À la station Châtelet, Romain Ardère se laissa bercer par le long tapis roulant qui le menait vers la ligne 4 du métro parisien, direction la gare Montparnasse. La sensation de l’air sur son visage lui fit du bien. Il inspira profondément. Le directeur de Mille et une étoiles appréciait le calme des couloirs en cette heure avancée de la soirée.
Depuis 5 heures du matin, il ne s’était pas arrêté. Il revenait d’une réunion importante avec les différents fournisseurs d’équipements pyrotechniques, ses assureurs, son maître artificier, et surtout, l’adjointe au maire de Saint-Denis.
Bilan de la journée ? Sa petite société faisait partie de la short list pour le feu d’artifice du 14 Juillet à Saint-Denis. Pas encore la tour Eiffel, certes, mais on s’en approchait doucement, avec cette ville de presque cent mille habitants. Nom du projet : « L’empire céleste ».
Avec une chance sur cinq d’être retenu, Ardère possédait néanmoins un avantage de taille sur ses concurrents : le « calisson d’étoiles », une bombe de sa composition, mélange secret de nitrate de baryum, d’oxyde de strontium, de chlorure cuivreux et d’un réactif complexe, qui libérait des grains de lumière en forme de losanges multicolores. La précision géométrique appliquée au charme de l’imaginaire. Du jamais vu.
L’homme au costume impeccable, au style jeune et engagé, se réjouissait d’avance. Un tel contrat permettrait à son entreprise de percer hors de son département, le Maine-et-Loire, et d’aborder de nouveaux horizons. Lui qui n’était parti de rien pourrait bientôt embraser la France entière de ses shows féeriques.
Il emprunta un escalator. Une fois sur le quai du métro, il plaça sa mallette entre ses jambes et observa les jeunes, de l’autre côté des voies, qui jouaient au football avec une canette de Coca.
L’intellect, face à la racaille. À leur âge, lui bâtissait déjà le monde ; eux s’y repaissaient. Il les méprisa.
Les wagons jaillirent de leur bouche d’ombre. Ardère s’installa sur un strapontin, défit le nœud de sa cravate et sortit des boules antistress de sa poche, tatouées du logo de sa société. Il les fit rouler entre ses doigts.

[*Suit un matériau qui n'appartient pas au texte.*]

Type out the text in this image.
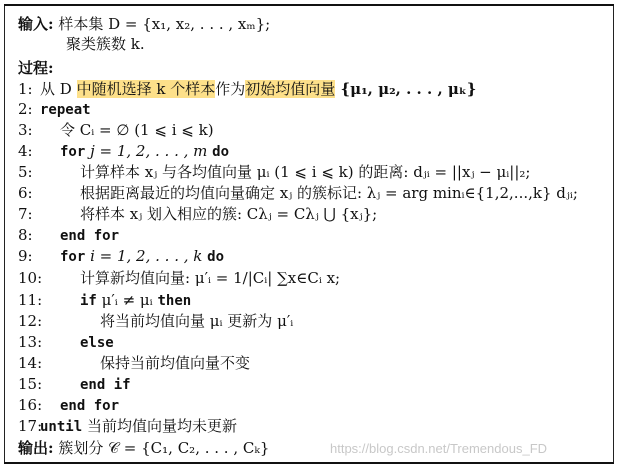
输入: 样本集 D = {x₁, x₂, . . . , xₘ};
聚类簇数 k.
过程:
1: 从 D 中随机选择 k 个样本作为初始均值向量 {μ₁, μ₂, . . . , μₖ}
2: repeat
3: 令 Cᵢ = ∅ (1 ⩽ i ⩽ k)
4: for j = 1, 2, . . . , m do
5:	计算样本 xⱼ 与各均值向量 μᵢ (1 ⩽ i ⩽ k) 的距离: dⱼᵢ = ||xⱼ − μᵢ||₂;
6:	根据距离最近的均值向量确定 xⱼ 的簇标记: λⱼ = arg minᵢ∈{1,2,...,k} dⱼᵢ;
7:	将样本 xⱼ 划入相应的簇: Cλⱼ = Cλⱼ ⋃ {xⱼ};
8: end for
9: for i = 1, 2, . . . , k do
10:	计算新均值向量: μ′ᵢ = 1/|Cᵢ| ∑x∈Cᵢ x;
11:	if μ′ᵢ ≠ μᵢ then
12:	将当前均值向量 μᵢ 更新为 μ′ᵢ
13:	else
14:	保持当前均值向量不变
15:	end if
16: end for
17:until 当前均值向量均未更新
输出: 簇划分 𝒞 = {C₁, C₂, . . . , Cₖ}	https://blog.csdn.net/Tremendous_FD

Elles émirent un léger bruit métallique qui le détendit. Boule rouge, boule bleue. Le Yin et le Yang.
Lentement, il regarda sur la droite. La vue d’un cercle graffité sur la porte coulissante lui rappela sa pièce secrète, décorée d’instruments de cirque, de ballons, de massues et, surtout, d’une large cible jadis utilisée par un célèbre lanceur de poignards. C’était dans ce petit local discret qu’il élaborait ses amalgames éclatants. Son jardin secret. Sa raison de vivre.
Ardère fixa son reflet dans la vitre latérale. À la station suivante, ses yeux se perdirent le long des murs carrelés, attrapèrent la course aveugle des passants et s’arrêtèrent sur les panneaux publicitaires, dont la plupart vantaient les mérites du dernier roman de Stephen King.
Soudain, un bond dans sa poitrine.
Il se leva subitement et se faufila de justesse entre les portes.
Face à lui, déployée sur trois mètres de haut, une affiche.
Une femme sublime, aux iris d’un bleu éclatant.
C’était bien elle. Aucun doute possible.
Ardère posa sa mallette et se tamponna le visage avec un mouchoir. Ça bourdonnait sous son crâne. La fatigue. Et le choc de ce portrait.
Il se ressaisit rapidement. Tout était loin, et enterré. Il en vint même à sourire devant ce curieux clin d’œil du hasard.
Mais il n’y avait pas de hasard.
Il attrapa la rame suivante, incapable de se débarrasser de ce slogan, lu au bas de l’affiche : « Faites comme moi, avec N-Tech, n’oubliez jamais votre mémoire. »
Il serra les dents.
Cette garce de Manon Moinet était de retour.